Кабинет
Игорь Вишневецкий

ДУБКИ

Поэма

Вишневецкий Игорь Георгиевич родился в 1964 году в Ростове-на-Дону. Окончил филологический факультет МГУ. Защитил диссертацию в Браунском университете (США). Автор шести сборников стихов, трех монографических исследований, повестей и романов, режиссер экспериментального фильма «Ленинград» (2014). В печати как стихотворец дебютировал в 1990 году в «Русской мысли» (Париж). Живет в Питтсбурге.


Игорь Вишневецкий

*

ДУБКИ


Поэма


Событие, описанное в этой небольшой поэме, относится к началу 1990-х. Владимир Николаевич Топоров (1928 — 2005), знавший, что я дружу с дочерью поэта-символиста Сергея Соловьёва (1885 — 1942) Наталией Сергеевной (1913 — 1995), попросил меня познакомить его с нею, и мы отправились вдвоем от станции метро «Войковская» 27-м трамваем в сторону старого парка Дубки, напротив которого Наталия Сергеевна жила (и над которым по смерти по завещанию Н. С. был развеян ее прах — наследники сначала попросили это сделать меня, но у меня не хватило душевных сил).

Внучатая племянница философа и поэта В. С. Соловьёва, с раннего детства хорошо знавшая Андрея Белого (ближайшего друга ее отца) и многих, многих других, прожившая яркую и трагическую жизнь, Наталия Сергеевна была одним из последних уцелевших проводников в их мир, чрезвычайно занимавший и Владимира Николаевича, и меня.
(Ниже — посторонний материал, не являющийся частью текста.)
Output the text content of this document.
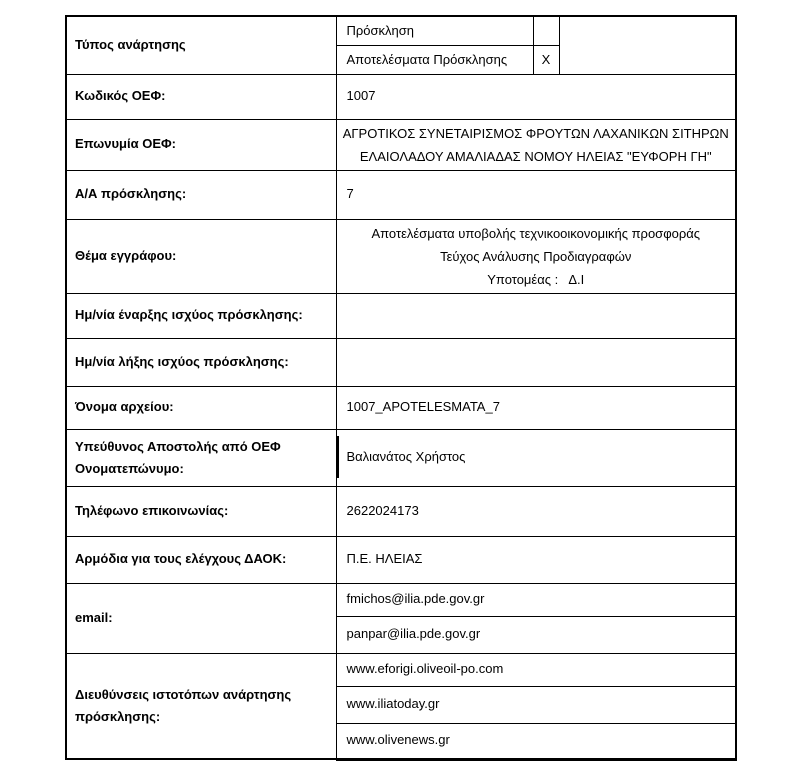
Τύπος ανάρτησης	Πρόσκληση		
	Αποτελέσματα Πρόσκλησης	X	
Κωδικός ΟΕΦ:	1007		
Επωνυμία ΟΕΦ:	ΑΓΡΟΤΙΚΟΣ ΣΥΝΕΤΑΙΡΙΣΜΟΣ ΦΡΟΥΤΩΝ ΛΑΧΑΝΙΚΩΝ ΣΙΤΗΡΩΝ
ΕΛΑΙΟΛΑΔΟΥ ΑΜΑΛΙΑΔΑΣ ΝΟΜΟΥ ΗΛΕΙΑΣ "ΕΥΦΟΡΗ ΓΗ"		

Α/Α πρόσκλησης:	7		
Θέμα εγγράφου:	Αποτελέσματα υποβολής τεχνικοοικονομικής προσφοράς
Τεύχος Ανάλυσης Προδιαγραφών
Υποτομέας :   Δ.Ι		

Ημ/νία έναρξης ισχύος πρόσκλησης:			
Ημ/νία λήξης ισχύος πρόσκλησης:			
Όνομα αρχείου:	1007_APOTELESMATA_7		

Υπεύθυνος Αποστολής από ΟΕΦ
Ονοματεπώνυμο:	Βαλιανάτος Χρήστος		
Τηλέφωνο επικοινωνίας:	2622024173		
Αρμόδια για τους ελέγχους ΔΑΟΚ:	Π.Ε. ΗΛΕΙΑΣ		
email:	fmichos@ilia.pde.gov.gr		
	panpar@ilia.pde.gov.gr		

Διευθύνσεις ιστοτόπων ανάρτησης
πρόσκλησης:	www.eforigi.oliveoil-po.com		
	www.iliatoday.gr		
	www.olivenews.gr		
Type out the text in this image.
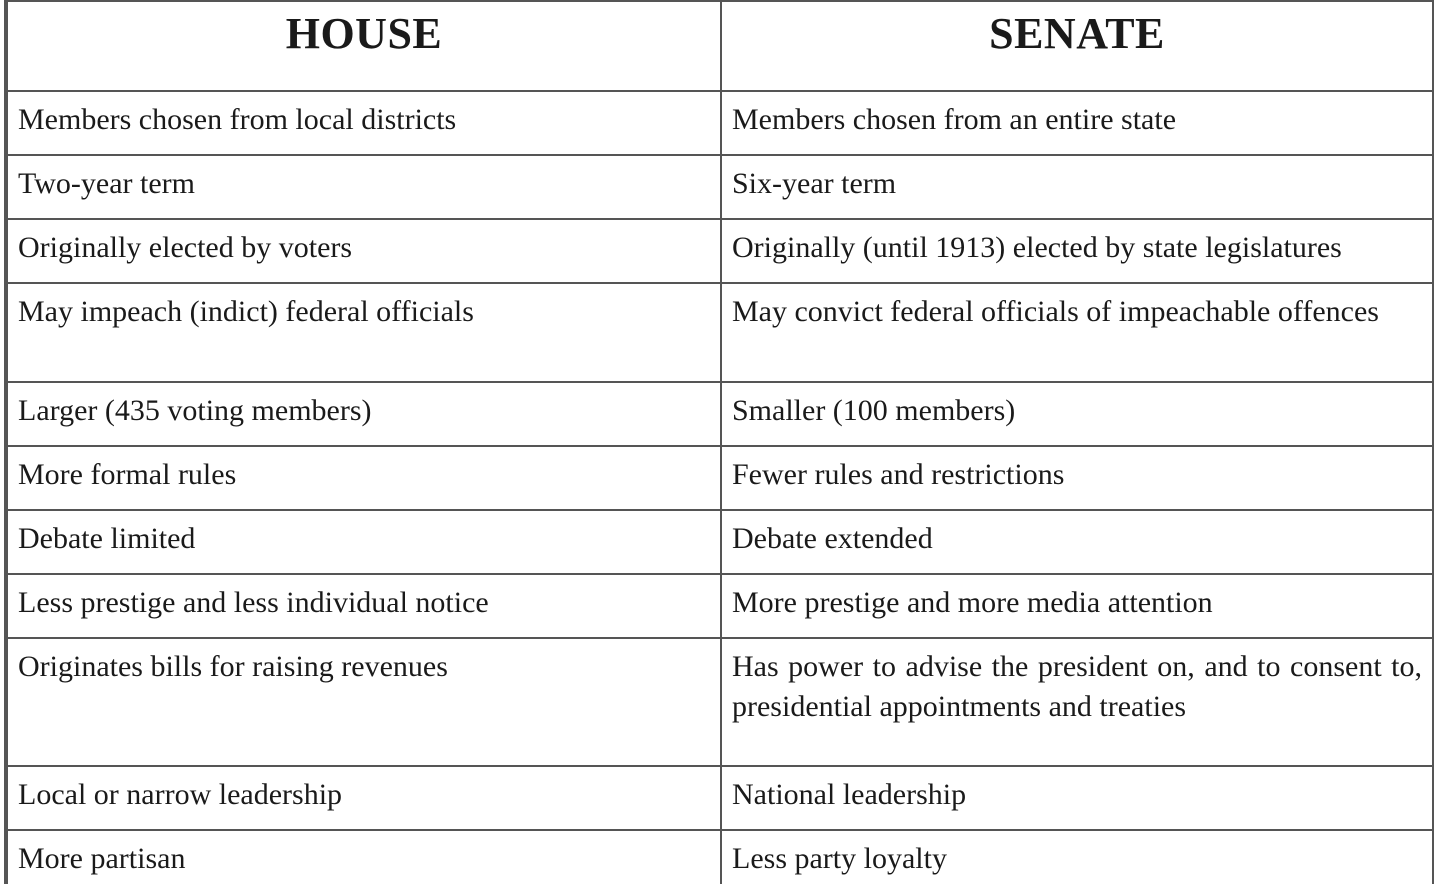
HOUSE	SENATE
Members chosen from local districts	Members chosen from an entire state
Two-year term	Six-year term
Originally elected by voters	Originally (until 1913) elected by state legislatures
May impeach (indict) federal officials	May convict federal officials of impeachable offences
Larger (435 voting members)	Smaller (100 members)
More formal rules	Fewer rules and restrictions
Debate limited	Debate extended
Less prestige and less individual notice	More prestige and more media attention
Originates bills for raising revenues	Has power to advise the president on, and to consent to, presidential appointments and treaties
Local or narrow leadership	National leadership
More partisan	Less party loyalty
Мне, в частности, не забыть, как я несколько раз передавал в 1990-е взаимные приветы между Наталией Соловьёвой и Димитрием Ивановым, с которым познакомился уже в Риме, — последними живыми детьми русских символистов, и оба чрезвычайно радовались этому, а Наталия Сергеевна, всегда ироничная, прибавляла: «В Риме-то я тоже бывала — правда, во чреве матери».

Тут, не вдаваясь в подробности, следует сказать, что в обширнейшем научном наследии В. Н. Топорова особое место занимают работы с историософской составляющей, две из которых академик Топоров — не без умысла — подарил мне: небольшую книгу об Энее и биографию князя Николая Трубецкого. Россию после 1917 года Топоров считал чем-то вроде погибшей Трои, а в «пути Энея», завершившемся созданием новой страны — Рима, — видел путь к будущему. В великом же фонологе и одном из лидеров евразийского движения князе Трубецком находил идеал ученого, не только очень многого достигшего в своей области, но и поставившего в крайне неблагоприятных для такого разговора условиях вопрос об историко-культурном самоопределении русских.

Поражали ужасные подъезд и лифт многоэтажного дома, в котором жила Наталия Сергеевна, и никак не вязавшаяся с ними внутренность ее квартиры: на стенах висели картины конца XIX столетия, нарисованные ее прабабкой и крымские акварели 1920-х, подаренные ее отцу М. Волошиным (хозяйка называла его, как и все на свете, кто лично знал Волошина, Максом). Впрочем такой была вся советская и ранняя постсоветская жизнь: ужасный вход и нечто совершенно иное внутри.

Так получилось, что во время нашего разговора проходило пятнадцатиминутное телевыступление А. И. Солженицына, которое очень хотела посмотреть Наталия Сергеевна. Топоров, теперь уже можно об этом сказать откровенно, остался выступлением недоволен. «Ну, как же можно опять! Сколько можно!» — повторял он снова и снова. На самом деле он сам был куда большим «фундаменталистом» и солженицынскому этнонационализму противопоставлял глубинные индо-европейские связи русских. Повторил Топоров свое несогласие и когда через шесть лет ему вручали Солженицынскую премию. Но премию принял (а вот от Государственной премии 1990 года — отказался).

Сергей Стратановский, одним из первых поэму мою прочитавший, удивлялся: «Как можно о таком событии говорить метром „Первого свидания” Белого!» Именно этим метром и нужно было говорить — никаким иным. Другой читатель назвал описание последних дней и смерти Сергея Соловьёва «красивой легендой». Вынужден разочаровать скептиков: я был лично знаком с Е. Л. Фейнбергом, С. М. Соловьёва похоронившим (вдвоем с В. Л. Гинзбургом, будущим лауреатом Нобелевской премии; оба были заняты в Казани 1942 года созданием атомного оружия), и рассказываю это с его слов.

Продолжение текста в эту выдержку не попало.